Sur une grande table, destinés aux pauvres secourus par le Rotary club, s’amoncellent des présents emballés dans du papier-cadeau noué et coiffé de chou moiré de faveurs rouges, vertes ou bariolées. Madame Ogé dépose son paquet puis suit un garçon de service qui la conduit jusqu’à sa place à une table de six convives. Déjà sur l’estrade, l’orchestre accorde ses instruments. Sur la Place, grouille un monde joyeux : escortées d’hommes empressés, en mante des dames au pas pressé se dirigent vers des destinations plus ou moins honnêtes par des rues mal éclairées où des camelots de la volupté bradent leur camelote - - les temps sont de plus en plus durs  ; des retardataires, jeunes gens riant aux éclats quittent les boutiques les bras chargés de victuailles ; aux bras de maris ou d’amants, des dames élégamment vêtues portant présents emballés dans du papier doré se hâtent vers le club des Sans Difficultés Financières. Le long des rues aux lampadaires blafards tels des lampions jalonnant un immense linceul blanc        - - l’année meurt cette nuit - -, des exclamations de joie ou d’admiration fusent des maisons illuminées de guirlandes : sapins ou crèches.
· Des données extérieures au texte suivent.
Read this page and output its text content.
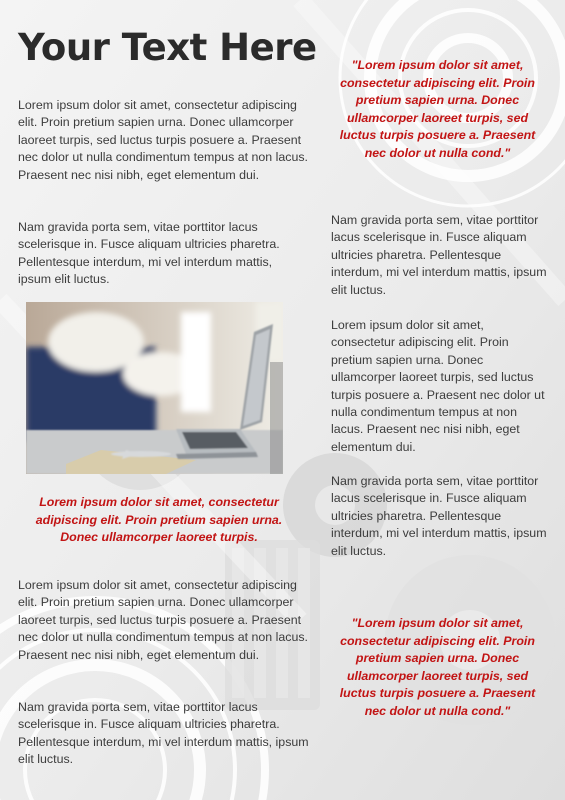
Your Text Here

Lorem ipsum dolor sit amet, consectetur adipiscing elit. Proin pretium sapien urna. Donec ullamcorper laoreet turpis, sed luctus turpis posuere a. Praesent nec dolor ut nulla condimentum tempus at non lacus. Praesent nec nisi nibh, eget elementum dui.

Nam gravida porta sem, vitae porttitor lacus scelerisque in. Fusce aliquam ultricies pharetra. Pellentesque interdum, mi vel interdum mattis, ipsum elit luctus.

Lorem ipsum dolor sit amet, consectetur adipiscing elit. Proin pretium sapien urna. Donec ullamcorper laoreet turpis.

Lorem ipsum dolor sit amet, consectetur adipiscing elit. Proin pretium sapien urna. Donec ullamcorper laoreet turpis, sed luctus turpis posuere a. Praesent nec dolor ut nulla condimentum tempus at non lacus. Praesent nec nisi nibh, eget elementum dui.

Nam gravida porta sem, vitae porttitor lacus scelerisque in. Fusce aliquam ultricies pharetra. Pellentesque interdum, mi vel interdum mattis, ipsum elit luctus.

"Lorem ipsum dolor sit amet, consectetur adipiscing elit. Proin pretium sapien urna. Donec ullamcorper laoreet turpis, sed luctus turpis posuere a. Praesent nec dolor ut nulla cond."

Nam gravida porta sem, vitae porttitor lacus scelerisque in. Fusce aliquam ultricies pharetra. Pellentesque interdum, mi vel interdum mattis, ipsum elit luctus.

Lorem ipsum dolor sit amet, consectetur adipiscing elit. Proin pretium sapien urna. Donec ullamcorper laoreet turpis, sed luctus turpis posuere a. Praesent nec dolor ut nulla condimentum tempus at non lacus. Praesent nec nisi nibh, eget elementum dui.

Nam gravida porta sem, vitae porttitor lacus scelerisque in. Fusce aliquam ultricies pharetra. Pellentesque interdum, mi vel interdum mattis, ipsum elit luctus.

"Lorem ipsum dolor sit amet, consectetur adipiscing elit. Proin pretium sapien urna. Donec ullamcorper laoreet turpis, sed luctus turpis posuere a. Praesent nec dolor ut nulla cond."
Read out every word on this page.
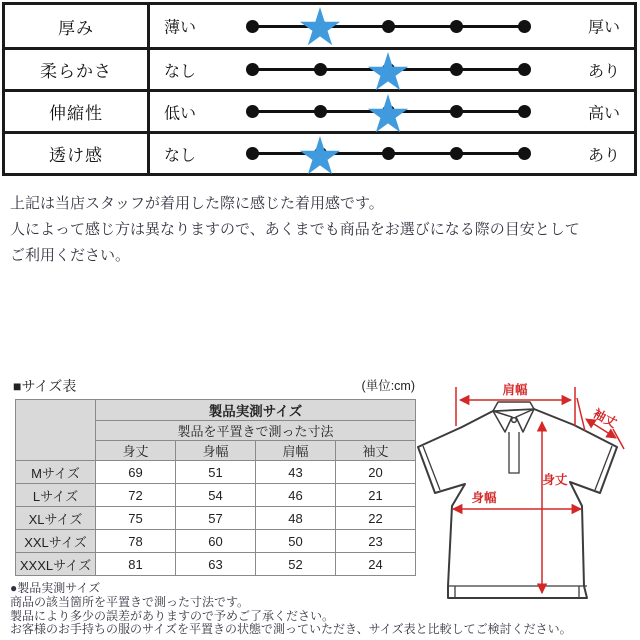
厚み	薄い	厚い
柔らかさ	なし	あり
伸縮性	低い	高い
透け感	なし	あり
上記は当店スタッフが着用した際に感じた着用感です。
人によって感じ方は異なりますので、あくまでも商品をお選びになる際の目安として
ご利用ください。
■サイズ表	(単位:cm)
	製品実測サイズ			
	製品を平置きで測った寸法			
	身丈	身幅	肩幅	袖丈
Mサイズ	69	51	43	20
Lサイズ	72	54	46	21
XLサイズ	75	57	48	22
XXLサイズ	78	60	50	23
XXXLサイズ	81	63	52	24
●製品実測サイズ
商品の該当箇所を平置きで測った寸法です。
製品により多少の誤差がありますので予めご了承ください。
お客様のお手持ちの服のサイズを平置きの状態で測っていただき、サイズ表と比較してご検討ください。
肩幅
袖丈
身丈
身幅
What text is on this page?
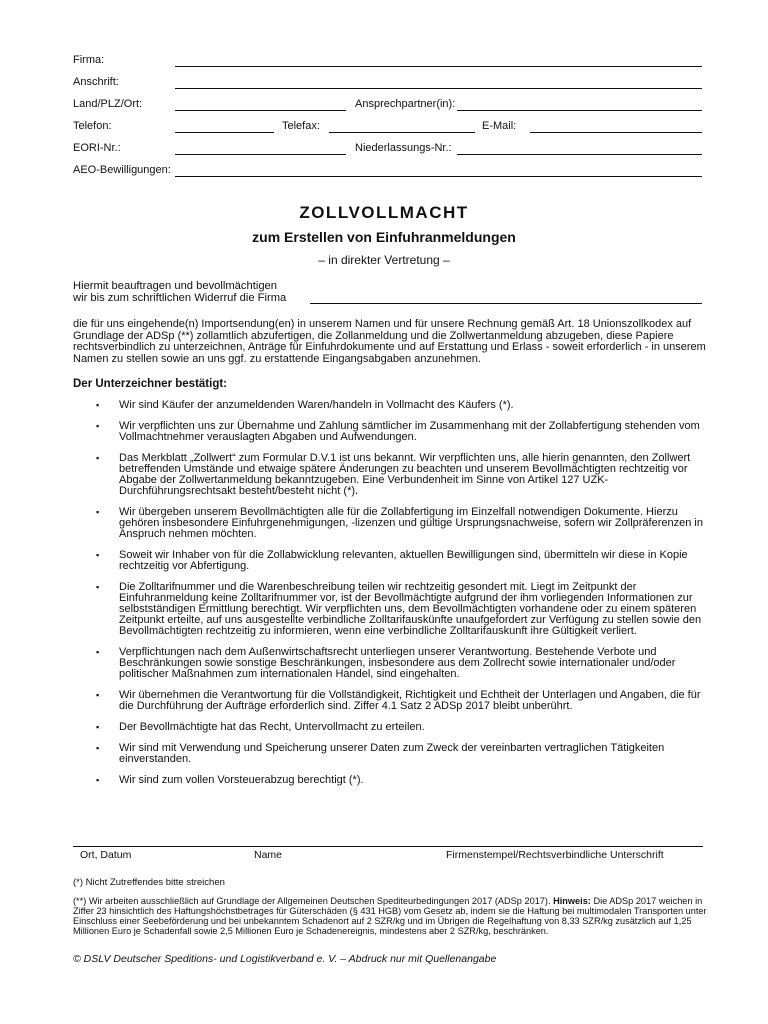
Firma:
Anschrift:
Land/PLZ/Ort:	Ansprechpartner(in):
Telefon:	Telefax:	E-Mail:
EORI-Nr.:	Niederlassungs-Nr.:
AEO-Bewilligungen:
ZOLLVOLLMACHT
zum Erstellen von Einfuhranmeldungen
– in direkter Vertretung –
Hiermit beauftragen und bevollmächtigen
wir bis zum schriftlichen Widerruf die Firma
die für uns eingehende(n) Importsendung(en) in unserem Namen und für unsere Rechnung gemäß Art. 18 Unionszollkodex auf Grundlage der ADSp (**) zollamtlich abzufertigen, die Zollanmeldung und die Zollwertanmeldung abzugeben, diese Papiere rechtsverbindlich zu unterzeichnen, Anträge für Einfuhrdokumente und auf Erstattung und Erlass - soweit erforderlich - in unserem Namen zu stellen sowie an uns ggf. zu erstattende Eingangsabgaben anzunehmen.
Der Unterzeichner bestätigt:
▪ Wir sind Käufer der anzumeldenden Waren/handeln in Vollmacht des Käufers (*).
▪ Wir verpflichten uns zur Übernahme und Zahlung sämtlicher im Zusammenhang mit der Zollabfertigung stehenden vom Vollmachtnehmer verauslagten Abgaben und Aufwendungen.
▪ Das Merkblatt „Zollwert“ zum Formular D.V.1 ist uns bekannt. Wir verpflichten uns, alle hierin genannten, den Zollwert betreffenden Umstände und etwaige spätere Änderungen zu beachten und unserem Bevollmächtigten rechtzeitig vor Abgabe der Zollwertanmeldung bekanntzugeben. Eine Verbundenheit im Sinne von Artikel 127 UZK-Durchführungsrechtsakt besteht/besteht nicht (*).
▪ Wir übergeben unserem Bevollmächtigten alle für die Zollabfertigung im Einzelfall notwendigen Dokumente. Hierzu gehören insbesondere Einfuhrgenehmigungen, -lizenzen und gültige Ursprungsnachweise, sofern wir Zollpräferenzen in Anspruch nehmen möchten.
▪ Soweit wir Inhaber von für die Zollabwicklung relevanten, aktuellen Bewilligungen sind, übermitteln wir diese in Kopie rechtzeitig vor Abfertigung.
▪ Die Zolltarifnummer und die Warenbeschreibung teilen wir rechtzeitig gesondert mit. Liegt im Zeitpunkt der Einfuhranmeldung keine Zolltarifnummer vor, ist der Bevollmächtigte aufgrund der ihm vorliegenden Informationen zur selbstständigen Ermittlung berechtigt. Wir verpflichten uns, dem Bevollmächtigten vorhandene oder zu einem späteren Zeitpunkt erteilte, auf uns ausgestellte verbindliche Zolltarifauskünfte unaufgefordert zur Verfügung zu stellen sowie den Bevollmächtigten rechtzeitig zu informieren, wenn eine verbindliche Zolltarifauskunft ihre Gültigkeit verliert.
▪ Verpflichtungen nach dem Außenwirtschaftsrecht unterliegen unserer Verantwortung. Bestehende Verbote und Beschränkungen sowie sonstige Beschränkungen, insbesondere aus dem Zollrecht sowie internationaler und/oder politischer Maßnahmen zum internationalen Handel, sind eingehalten.
▪ Wir übernehmen die Verantwortung für die Vollständigkeit, Richtigkeit und Echtheit der Unterlagen und Angaben, die für die Durchführung der Aufträge erforderlich sind. Ziffer 4.1 Satz 2 ADSp 2017 bleibt unberührt.
▪ Der Bevollmächtigte hat das Recht, Untervollmacht zu erteilen.
▪ Wir sind mit Verwendung und Speicherung unserer Daten zum Zweck der vereinbarten vertraglichen Tätigkeiten einverstanden.
▪ Wir sind zum vollen Vorsteuerabzug berechtigt (*).
Ort, Datum	Name	Firmenstempel/Rechtsverbindliche Unterschrift
(*) Nicht Zutreffendes bitte streichen
(**) Wir arbeiten ausschließlich auf Grundlage der Allgemeinen Deutschen Spediteurbedingungen 2017 (ADSp 2017). Hinweis: Die ADSp 2017 weichen in Ziffer 23 hinsichtlich des Haftungshöchstbetrages für Güterschäden (§ 431 HGB) vom Gesetz ab, indem sie die Haftung bei multimodalen Transporten unter Einschluss einer Seebeförderung und bei unbekanntem Schadenort auf 2 SZR/kg und im Übrigen die Regelhaftung von 8,33 SZR/kg zusätzlich auf 1,25 Millionen Euro je Schadenfall sowie 2,5 Millionen Euro je Schadenereignis, mindestens aber 2 SZR/kg, beschränken.
© DSLV Deutscher Speditions- und Logistikverband e. V. – Abdruck nur mit Quellenangabe
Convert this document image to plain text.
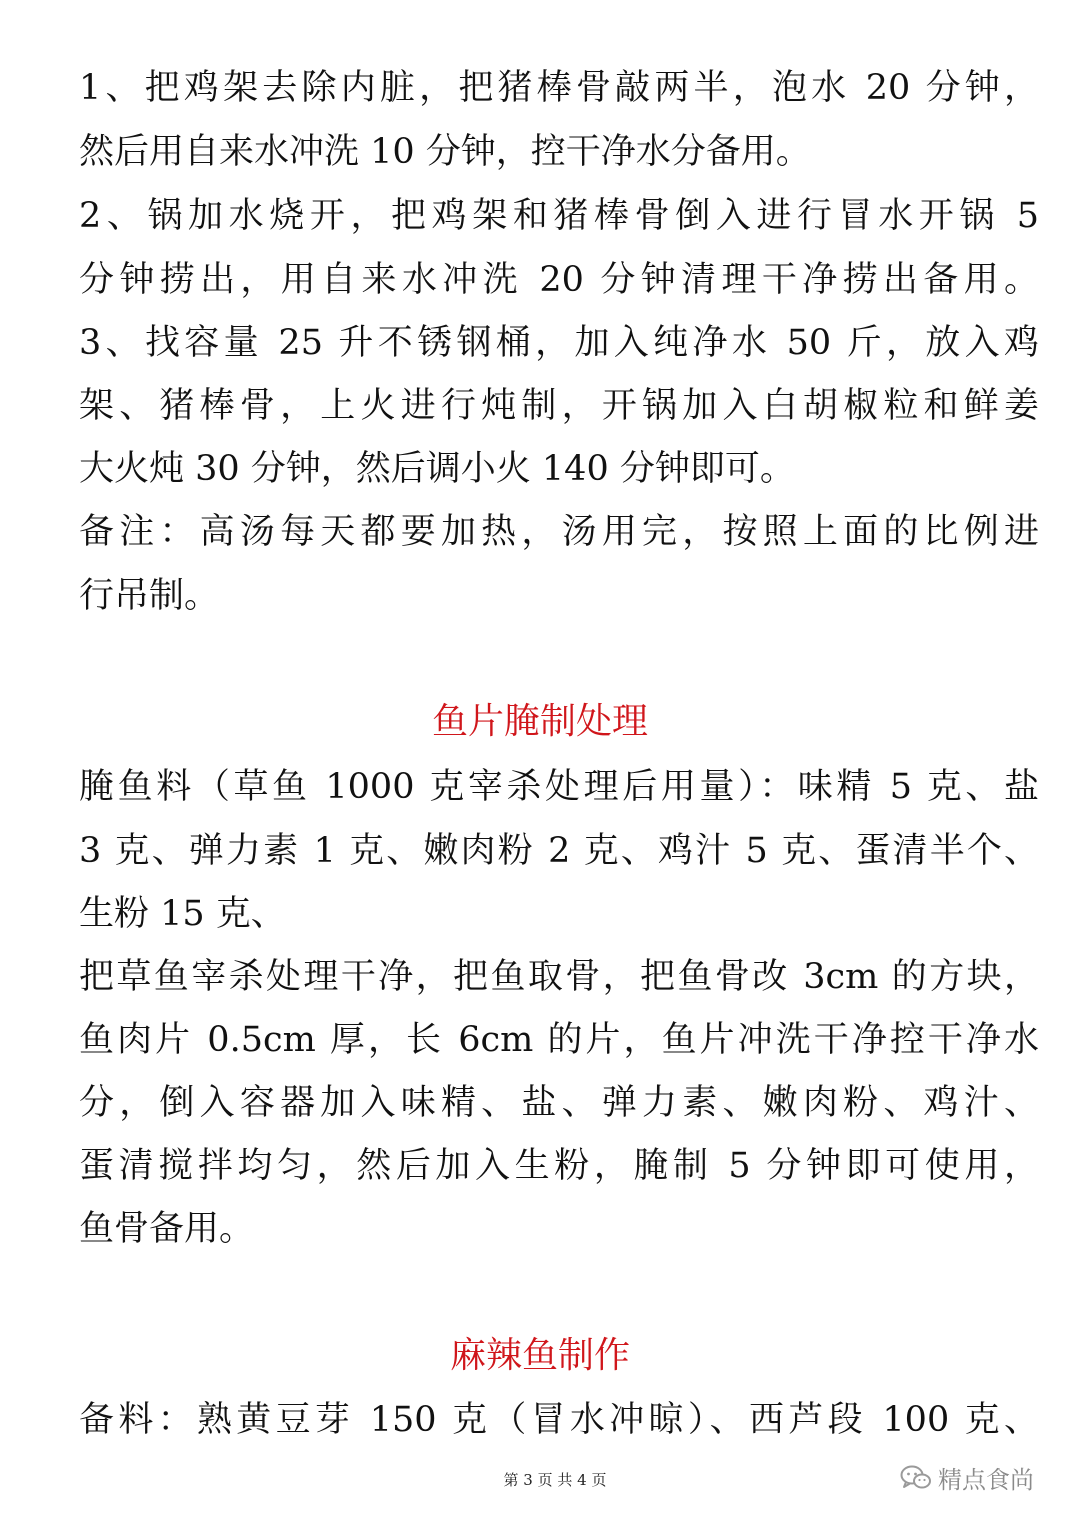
1、把鸡架去除内脏，把猪棒骨敲两半，泡水 20 分钟，
然后用自来水冲洗 10 分钟，控干净水分备用。
2、锅加水烧开，把鸡架和猪棒骨倒入进行冒水开锅 5
分钟捞出，用自来水冲洗 20 分钟清理干净捞出备用。
3、找容量 25 升不锈钢桶，加入纯净水 50 斤，放入鸡
架、猪棒骨，上火进行炖制，开锅加入白胡椒粒和鲜姜
大火炖 30 分钟，然后调小火 140 分钟即可。
备注：高汤每天都要加热，汤用完，按照上面的比例进
行吊制。
鱼片腌制处理
腌鱼料（草鱼 1000 克宰杀处理后用量）：味精 5 克、盐
3 克、弹力素 1 克、嫩肉粉 2 克、鸡汁 5 克、蛋清半个、
生粉 15 克、
把草鱼宰杀处理干净，把鱼取骨，把鱼骨改 3cm 的方块，
鱼肉片 0.5cm 厚，长 6cm 的片，鱼片冲洗干净控干净水
分，倒入容器加入味精、盐、弹力素、嫩肉粉、鸡汁、
蛋清搅拌均匀，然后加入生粉，腌制 5 分钟即可使用，
鱼骨备用。
麻辣鱼制作
备料：熟黄豆芽 150 克（冒水冲晾）、西芦段 100 克、
第 3 页 共 4 页	精点食尚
Vital jette négligemment quelques photographies dans l’âtre : des camarades de l’école communale, du lycée de l’université ; le couple en vacances, un polaroïd saisi le jour de la signature de leur contrat de solidarité, puis se lève prendre une bouteille dans son bar : un verre pour l’oubli, un autre pour la chance inoubliable car toujours espérée bien que journellement absente. Par la fenêtre il regarde sa femme s’éloigner dans la neige, s’enfoncer puis disparaître dans la nuit. Ce feu le réchauffe mais surtout lui renvoie deux grandes symboliques : érotisme et filiation. Philomène sempervirente : en dépit de tout émollient et discours, enfanter rend vieux. Fondé sur la mort de l’autre et de soi, de celle de la culture mais aussi de la civilisation pour un retour à la nature, l’érotisme est fasciné par le vertige de l’obscénité ; aussi certains utilisent-ils la chasteté comme antivertigineux et thériaque pour l’éternité. Face à ce feu qui somnole, s’étiole jusqu’à devenir falot, s’inscrit dans son existence une rêverie qui écrit sa mémoire et décrit sa flamme, flamme qui le taraude depuis le premier jour : flamme, ardeur, désir, érection ; ou flamme, ardeur du désir d’érection ?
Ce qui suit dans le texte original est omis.